The remaining speck of IS-controlled land in Baghouz village is also along the Euphrates from one side and the desert near the Iraqi border from the other. Thousands of civilians were living in a tent encampment and houses along the riverside.
Over the last two weeks, thousands of civilians have been evacuated, many of them women and children in desperate conditions. The only aid group at the evacuation site, the Free Burma Rangers, estimated that at least 10,000 civilians have left the IS pocket since Feb. 20, in trips organized by the SDF.
The evacuees, who included IS family members, said food was running low and clean water and medicine were scarce. Despite its demise, many defended what remained of the group's territorial hold, which once spanned a third of Iraq and Syria.
As they trickled out, SDF and coalition officials screened them. Women and children were transferred to camps miles away. Men suspected of links to the militant group were taken into custody at other facilities.
U.S. President Donald Trump said Thursday that IS has lost "100 percent" of the territory it once controlled in Syria, but officials estimate there are hundreds of militants left in the small patch of territory in Baghouz, and that they will likely fight till the end.
Bali would not speculate on how long the military operation might take but said he expects a "fierce battle." He said the battles are expected to take place in a very small area that includes a complex network of tunnels, as well as suicide bombers and land mines.
"The battle to finish off what is left Daesh has started," said SDF commander Adnan Afrin, using the Arabic acronym for IS. Afrin said he expects "resistance" from the remaining fighters who are likely to deploy all their weapons, including suicide bombers.
He said most of the remaining fighters are Europeans, Asian, Iraqi and Arabs from the area. On Friday, the smallest batch of evacuees, just over 200, came out of the pocket in around six trucks used to transport sheep. About 10 trucks sent to the perimeter of the IS pocket came back empty, and drivers said no more evacuees came out after hours of waiting.
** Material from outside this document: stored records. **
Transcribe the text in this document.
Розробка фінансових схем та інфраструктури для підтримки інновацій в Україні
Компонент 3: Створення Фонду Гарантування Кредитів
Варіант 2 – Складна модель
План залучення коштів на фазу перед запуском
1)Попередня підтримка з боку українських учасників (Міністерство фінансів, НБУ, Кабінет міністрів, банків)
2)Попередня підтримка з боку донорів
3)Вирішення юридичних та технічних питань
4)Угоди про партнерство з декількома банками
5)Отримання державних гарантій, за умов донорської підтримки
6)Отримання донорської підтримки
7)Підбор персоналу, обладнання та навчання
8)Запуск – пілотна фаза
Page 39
The evacuees Friday included wounded men but were mostly women and children. There were Russians, Indonesians, Bosnians, Dagestani, Kazaks, Egyptians, Syrians and Iraqis. They dragged along few belongings, distraught children and broken spirits.
Umm Mohammed — or mother of Mohammed — a 38-year-old Syrian, left Baghouz with her three children Friday but her husband stayed behind in support of IS. "There are many fighters and families inside," she said. "The Islamic State is weak only in Baghouz but elsewhere it is expanding and growing."
The capture of the last pocket still held by IS fighters in Baghouz would mark the end of a devastating four-year global campaign to end the extremist group's hold on territory in Syria and Iraq — their so-called "caliphate" that at the height of the group's power in 2014 controlled nearly a third of both Iraq and Syria.
It would allow U.S. President Donald Trump to begin withdrawing the estimated 2,000 U.S. troops from Syria, as he declared in December he would do. Though last week he partially reversed course and agreed to keep a residual force of perhaps a few hundred troops as part of an international effort to stabilize northeastern Syria.
The resumption of military operations against IS breaks a dayslong standoff while the civilians were being evacuated. In the last week alone, 13,000 people, most of them women and children, arrived at the al-Hol camp in Hassakeh province which now houses approximately 45,000 people, according to the United Nations.
In a statement Friday, the U.N. cited reports that more than 84 people, two thirds of them young children under five years of age, have died since December on their way to al-Hol camp after fleeing the extremist group in Syria's Deir el-Zour province.
"Many of the arrivals are exhausted, hungry and sick," according to Jens Laerke, spokesman of the U.N. Office for the Coordination of Humanitarian Affairs, at a news briefing in Geneva.